Santiago, 22 de abril de 2026 – O presidente do Chile, José Antonio Kast, assinou nesta quarta-feira (22) um amplo projeto de lei voltado à recuperação econômica do país, cujo eixo principal é a redução de tributos. A proposta, batizada de Projeto de Lei de Reconstrução e Desenvolvimento Econômico e Social, segue ainda hoje para análise do Parlamento.
Durante cerimônia no Palácio de La Moneda, Kast classificou a iniciativa como “fundamental para o futuro da nação” e afirmou que, se aprovada, “marcará um antes e um depois” para o Chile. O texto reúne mais de 40 medidas e vinha sendo adiado por falta de apoio parlamentar; o governo não detém maioria no Congresso e buscou negociar com partidos de oposição antes do envio.
Entre os pontos centrais, o pacote prevê:
- Redução do imposto corporativo de 27% para 23%;
- Benefícios fiscais para repatriação de capitais mantidos no exterior;
- Isenção temporária de Imposto sobre Valor Agregado (IVA) na venda de imóveis novos;
- Aceleração de licenças ambientais;
- Incentivos tributários para estimular a formalização do emprego.

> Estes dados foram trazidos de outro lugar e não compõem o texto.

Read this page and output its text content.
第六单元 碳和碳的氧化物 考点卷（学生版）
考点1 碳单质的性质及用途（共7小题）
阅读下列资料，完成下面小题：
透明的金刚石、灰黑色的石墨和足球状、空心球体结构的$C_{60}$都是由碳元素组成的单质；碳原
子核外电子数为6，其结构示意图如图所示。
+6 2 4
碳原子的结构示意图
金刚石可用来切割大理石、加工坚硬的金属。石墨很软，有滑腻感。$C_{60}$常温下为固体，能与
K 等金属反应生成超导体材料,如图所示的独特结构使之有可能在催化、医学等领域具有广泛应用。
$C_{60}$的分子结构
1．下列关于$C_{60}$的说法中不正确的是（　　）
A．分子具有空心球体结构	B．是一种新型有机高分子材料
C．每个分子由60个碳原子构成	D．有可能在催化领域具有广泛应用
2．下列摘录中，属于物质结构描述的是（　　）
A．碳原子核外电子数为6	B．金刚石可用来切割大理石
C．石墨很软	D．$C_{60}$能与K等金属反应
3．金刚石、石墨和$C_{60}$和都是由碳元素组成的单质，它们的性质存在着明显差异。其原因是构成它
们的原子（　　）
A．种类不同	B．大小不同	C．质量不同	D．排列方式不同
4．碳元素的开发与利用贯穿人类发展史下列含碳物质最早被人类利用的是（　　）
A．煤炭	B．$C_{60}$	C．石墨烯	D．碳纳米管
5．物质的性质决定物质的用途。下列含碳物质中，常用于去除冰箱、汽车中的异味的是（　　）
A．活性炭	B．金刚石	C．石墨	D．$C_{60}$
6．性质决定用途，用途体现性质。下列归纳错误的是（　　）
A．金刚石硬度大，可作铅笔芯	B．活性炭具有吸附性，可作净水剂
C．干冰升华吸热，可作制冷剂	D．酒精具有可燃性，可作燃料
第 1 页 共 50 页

O Palácio de La Moneda estima que as mudanças possam elevar o crescimento do Produto Interno Bruto (PIB) a 4% até o fim do mandato de Kast, reduzir a taxa de desemprego para 6,5% e equilibrar as contas públicas. Em 2025, a economia chilena avançou 2,5%, a inflação encerrou em 3,5% e o déficit fiscal estrutural atingiu 3,6% do PIB – o maior patamar em duas décadas.
Kast argumentou que “o Estado, sozinho, não gera riqueza” e que a participação do setor privado é “indispensável” para retomar o dinamismo econômico. Apesar da meta do governo de aprovar o texto até setembro, partidos de centro e de esquerda já declararam voto contrário, qualificando a medida como “reforma tributária disfarçada” que privilegiaria os mais ricos e reduziria a arrecadação.
A proposta agora inicia tramitação nas duas câmaras do Congresso, onde receberá emendas e deverá passar por diversas comissões antes da votação em plenário.